EPF executives do not see "any threat" to the U.S. dollar as the main reserve currency, since the euro's "financial market is quite fragmented," the Chinese currency is not really "tradeable" and changes would need to be made to the financial system to make another currency the reserve, she said.
For Marcus Billing, CEO at Sweden's 893 billion Swedish kronor ($100.7 billion) Alecta Pensionsforsakring, Stockholm, "the globalization that we have been seeing for so many years pre-pandemic is potentially coming to an end, or at least slowing down or reversing a little bit," he said. "I think we will see more of a reorganization. That is adding a complexity to the investment process. It adds also potentially some political risks. I would argue that the friction we see between the U.S. and China today is based on the technology race, the standardization of technology to a large extent. How can you then invest into some interesting Chinese technology companies, for example, without taking too much political risk?" Mr. Billing said.

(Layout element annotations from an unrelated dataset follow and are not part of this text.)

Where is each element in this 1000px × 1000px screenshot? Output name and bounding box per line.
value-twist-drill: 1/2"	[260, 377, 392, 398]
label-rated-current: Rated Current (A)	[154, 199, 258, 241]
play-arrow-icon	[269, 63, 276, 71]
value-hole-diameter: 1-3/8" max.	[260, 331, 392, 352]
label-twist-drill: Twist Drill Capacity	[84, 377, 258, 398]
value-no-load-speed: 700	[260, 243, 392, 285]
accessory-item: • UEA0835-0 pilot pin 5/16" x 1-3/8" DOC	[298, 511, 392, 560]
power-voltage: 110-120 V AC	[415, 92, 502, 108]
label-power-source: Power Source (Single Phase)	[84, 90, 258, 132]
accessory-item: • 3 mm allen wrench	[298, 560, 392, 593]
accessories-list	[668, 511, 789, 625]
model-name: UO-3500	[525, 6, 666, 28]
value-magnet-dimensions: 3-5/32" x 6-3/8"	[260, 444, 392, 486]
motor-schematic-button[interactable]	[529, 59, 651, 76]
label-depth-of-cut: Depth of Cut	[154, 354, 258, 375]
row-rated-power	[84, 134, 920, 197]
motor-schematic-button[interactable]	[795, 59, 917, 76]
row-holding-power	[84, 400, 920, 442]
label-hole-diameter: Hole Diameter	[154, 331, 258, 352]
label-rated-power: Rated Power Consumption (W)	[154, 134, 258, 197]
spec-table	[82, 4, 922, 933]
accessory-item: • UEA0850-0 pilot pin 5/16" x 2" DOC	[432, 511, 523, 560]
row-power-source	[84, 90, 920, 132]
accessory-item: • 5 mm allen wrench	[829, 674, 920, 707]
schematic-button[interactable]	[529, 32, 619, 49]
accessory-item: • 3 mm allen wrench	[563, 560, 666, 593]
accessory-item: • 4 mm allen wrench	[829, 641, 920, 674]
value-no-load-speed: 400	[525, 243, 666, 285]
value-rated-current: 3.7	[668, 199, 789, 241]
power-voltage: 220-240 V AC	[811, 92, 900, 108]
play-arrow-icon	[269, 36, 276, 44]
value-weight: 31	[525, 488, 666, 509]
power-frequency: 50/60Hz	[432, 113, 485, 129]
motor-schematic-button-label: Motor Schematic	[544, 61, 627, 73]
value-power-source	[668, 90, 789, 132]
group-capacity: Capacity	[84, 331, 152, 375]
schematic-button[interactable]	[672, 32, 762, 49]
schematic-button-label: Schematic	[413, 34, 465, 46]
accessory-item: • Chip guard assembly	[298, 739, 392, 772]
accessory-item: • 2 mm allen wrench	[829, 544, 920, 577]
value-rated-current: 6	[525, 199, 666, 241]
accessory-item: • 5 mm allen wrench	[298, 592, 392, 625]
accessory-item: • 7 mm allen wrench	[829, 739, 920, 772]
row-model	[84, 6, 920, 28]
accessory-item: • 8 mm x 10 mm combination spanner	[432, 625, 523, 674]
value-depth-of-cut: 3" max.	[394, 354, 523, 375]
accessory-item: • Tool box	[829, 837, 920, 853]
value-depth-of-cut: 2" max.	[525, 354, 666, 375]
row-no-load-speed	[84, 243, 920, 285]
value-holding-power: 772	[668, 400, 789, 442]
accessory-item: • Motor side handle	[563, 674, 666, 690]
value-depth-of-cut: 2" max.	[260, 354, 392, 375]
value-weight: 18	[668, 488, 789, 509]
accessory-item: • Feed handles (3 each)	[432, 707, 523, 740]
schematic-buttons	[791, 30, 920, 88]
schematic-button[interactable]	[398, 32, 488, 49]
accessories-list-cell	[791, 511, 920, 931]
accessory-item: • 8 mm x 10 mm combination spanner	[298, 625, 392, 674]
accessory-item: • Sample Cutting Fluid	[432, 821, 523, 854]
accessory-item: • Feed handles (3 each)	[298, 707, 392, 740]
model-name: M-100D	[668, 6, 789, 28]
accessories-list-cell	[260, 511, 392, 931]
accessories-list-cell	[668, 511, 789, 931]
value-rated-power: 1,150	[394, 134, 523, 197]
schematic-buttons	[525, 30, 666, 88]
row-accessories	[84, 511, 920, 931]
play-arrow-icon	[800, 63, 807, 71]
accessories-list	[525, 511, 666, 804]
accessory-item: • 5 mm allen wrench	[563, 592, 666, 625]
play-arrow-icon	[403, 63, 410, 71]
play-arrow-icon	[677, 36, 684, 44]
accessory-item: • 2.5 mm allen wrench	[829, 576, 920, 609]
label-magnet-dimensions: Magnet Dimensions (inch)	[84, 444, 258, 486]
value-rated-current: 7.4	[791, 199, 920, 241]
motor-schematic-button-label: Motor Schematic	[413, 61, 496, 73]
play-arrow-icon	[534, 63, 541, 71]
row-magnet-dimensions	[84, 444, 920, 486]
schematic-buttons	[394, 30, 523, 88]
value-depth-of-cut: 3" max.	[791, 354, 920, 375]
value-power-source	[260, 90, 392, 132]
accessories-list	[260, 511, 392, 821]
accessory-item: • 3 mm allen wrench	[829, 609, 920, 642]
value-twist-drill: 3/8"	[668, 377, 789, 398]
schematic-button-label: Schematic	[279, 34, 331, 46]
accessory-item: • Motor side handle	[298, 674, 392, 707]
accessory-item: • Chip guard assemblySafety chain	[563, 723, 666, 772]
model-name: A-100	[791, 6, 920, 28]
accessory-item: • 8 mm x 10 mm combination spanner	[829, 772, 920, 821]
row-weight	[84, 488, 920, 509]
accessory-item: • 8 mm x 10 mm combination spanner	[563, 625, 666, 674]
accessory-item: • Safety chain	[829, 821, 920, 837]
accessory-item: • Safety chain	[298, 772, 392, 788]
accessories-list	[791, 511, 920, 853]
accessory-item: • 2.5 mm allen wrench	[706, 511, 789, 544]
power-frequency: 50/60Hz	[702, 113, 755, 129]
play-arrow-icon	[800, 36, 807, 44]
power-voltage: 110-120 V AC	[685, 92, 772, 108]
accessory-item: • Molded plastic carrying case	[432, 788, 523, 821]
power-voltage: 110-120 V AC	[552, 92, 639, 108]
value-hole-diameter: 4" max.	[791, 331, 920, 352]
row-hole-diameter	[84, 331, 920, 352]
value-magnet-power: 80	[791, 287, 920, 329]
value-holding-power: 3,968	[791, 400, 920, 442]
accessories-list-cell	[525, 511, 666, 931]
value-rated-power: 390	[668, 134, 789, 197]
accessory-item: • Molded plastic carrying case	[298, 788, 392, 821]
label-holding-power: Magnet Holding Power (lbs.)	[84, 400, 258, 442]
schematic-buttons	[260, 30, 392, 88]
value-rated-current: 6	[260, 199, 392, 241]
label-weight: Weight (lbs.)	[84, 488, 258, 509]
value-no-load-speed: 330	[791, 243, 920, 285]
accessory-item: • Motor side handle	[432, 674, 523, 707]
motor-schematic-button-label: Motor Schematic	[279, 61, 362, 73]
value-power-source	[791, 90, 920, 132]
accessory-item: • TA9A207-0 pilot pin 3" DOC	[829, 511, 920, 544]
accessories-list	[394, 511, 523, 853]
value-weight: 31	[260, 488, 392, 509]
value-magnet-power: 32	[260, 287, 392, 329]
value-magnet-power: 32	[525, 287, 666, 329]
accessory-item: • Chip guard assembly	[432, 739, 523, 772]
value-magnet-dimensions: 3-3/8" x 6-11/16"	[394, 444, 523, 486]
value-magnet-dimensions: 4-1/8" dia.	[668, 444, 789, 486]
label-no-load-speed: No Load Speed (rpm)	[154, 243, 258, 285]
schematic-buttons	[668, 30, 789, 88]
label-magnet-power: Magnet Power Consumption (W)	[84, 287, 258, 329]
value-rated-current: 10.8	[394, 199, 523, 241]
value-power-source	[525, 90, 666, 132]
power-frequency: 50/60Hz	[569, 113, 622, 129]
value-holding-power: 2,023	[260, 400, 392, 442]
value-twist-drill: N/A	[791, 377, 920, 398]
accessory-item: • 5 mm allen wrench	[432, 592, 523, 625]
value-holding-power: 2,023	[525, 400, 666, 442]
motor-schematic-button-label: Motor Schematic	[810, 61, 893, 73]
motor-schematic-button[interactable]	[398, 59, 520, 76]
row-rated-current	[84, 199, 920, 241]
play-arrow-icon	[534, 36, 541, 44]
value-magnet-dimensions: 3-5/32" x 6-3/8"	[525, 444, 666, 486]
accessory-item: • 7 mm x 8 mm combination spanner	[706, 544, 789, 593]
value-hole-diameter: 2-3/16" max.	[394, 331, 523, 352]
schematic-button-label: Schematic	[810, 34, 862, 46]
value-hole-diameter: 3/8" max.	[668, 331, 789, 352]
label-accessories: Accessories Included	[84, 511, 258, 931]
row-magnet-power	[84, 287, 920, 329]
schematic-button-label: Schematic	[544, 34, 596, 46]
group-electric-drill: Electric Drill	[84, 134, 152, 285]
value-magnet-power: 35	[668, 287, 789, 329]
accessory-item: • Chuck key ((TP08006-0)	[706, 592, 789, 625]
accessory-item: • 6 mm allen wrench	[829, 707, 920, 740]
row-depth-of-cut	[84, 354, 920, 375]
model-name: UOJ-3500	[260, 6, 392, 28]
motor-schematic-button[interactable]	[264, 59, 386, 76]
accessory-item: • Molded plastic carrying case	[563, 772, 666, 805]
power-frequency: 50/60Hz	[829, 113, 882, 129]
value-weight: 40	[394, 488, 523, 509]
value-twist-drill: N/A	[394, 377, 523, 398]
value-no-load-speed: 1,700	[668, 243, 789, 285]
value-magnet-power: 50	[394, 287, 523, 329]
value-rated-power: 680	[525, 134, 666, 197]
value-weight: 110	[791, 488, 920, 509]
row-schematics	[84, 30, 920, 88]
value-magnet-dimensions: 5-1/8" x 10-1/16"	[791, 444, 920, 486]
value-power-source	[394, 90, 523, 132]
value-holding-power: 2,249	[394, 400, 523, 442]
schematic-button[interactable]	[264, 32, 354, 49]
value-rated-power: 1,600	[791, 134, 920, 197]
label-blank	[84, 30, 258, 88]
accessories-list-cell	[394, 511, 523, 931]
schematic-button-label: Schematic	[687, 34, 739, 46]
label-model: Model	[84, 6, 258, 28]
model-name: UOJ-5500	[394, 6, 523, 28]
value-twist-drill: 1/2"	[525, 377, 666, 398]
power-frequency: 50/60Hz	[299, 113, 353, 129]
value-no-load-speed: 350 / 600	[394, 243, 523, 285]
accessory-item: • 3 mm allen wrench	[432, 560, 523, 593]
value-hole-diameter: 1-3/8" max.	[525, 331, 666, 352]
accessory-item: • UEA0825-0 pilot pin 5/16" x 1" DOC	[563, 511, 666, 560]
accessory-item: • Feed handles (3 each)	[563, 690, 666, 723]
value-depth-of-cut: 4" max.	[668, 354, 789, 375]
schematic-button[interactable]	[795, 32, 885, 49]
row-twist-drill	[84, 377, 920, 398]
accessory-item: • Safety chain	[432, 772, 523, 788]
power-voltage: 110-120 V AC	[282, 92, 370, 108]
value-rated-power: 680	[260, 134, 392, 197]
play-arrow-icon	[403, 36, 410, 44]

For some pension funds, underweighting exposure to the U.S. has been a "disastrous strategy," said Mark Fawcett, CIO at the £13 billion ($16.8 billion) National Savings and Employment Trust, a defined contribution multiemployer plan based in London, speaking on the same panel. "I think all regions have their challenges (and) it is very easy to over-focus on one particular challenge or dimension and allow that to skew your portfolio."
In the U.K., there has been a tradition for pension funds to be underweight the U.S., "as they view it as expensive," and overweight the U.K., "as it feels safe." But investors have to take a diversified and balanced view, he said.
The panel also debated the issue of climate change and its impact on portfolios. "If we don't get climate change under control, the cost of retirement is going to go up," Mr. Fawcett said, adding that NEST executives are taking steps to address heavy investment in fossil fuels within the portfolio.
Climate change was also the focus of Monday's keynote session. Christiana Figueres, founding partner of Global Optimism and former executive secretary of the United Nations Framework Convention on Climate Change, encouraged investors to continue to work toward decarbonization of their portfolios.
"Decarbonizing portfolios is not only the right thing to do (morally) — but in addition to that, it is also the right relationship between risk and reward today. We are already in a new world where we do not have to choose between rate of return and rate of contribution to the solution," she said.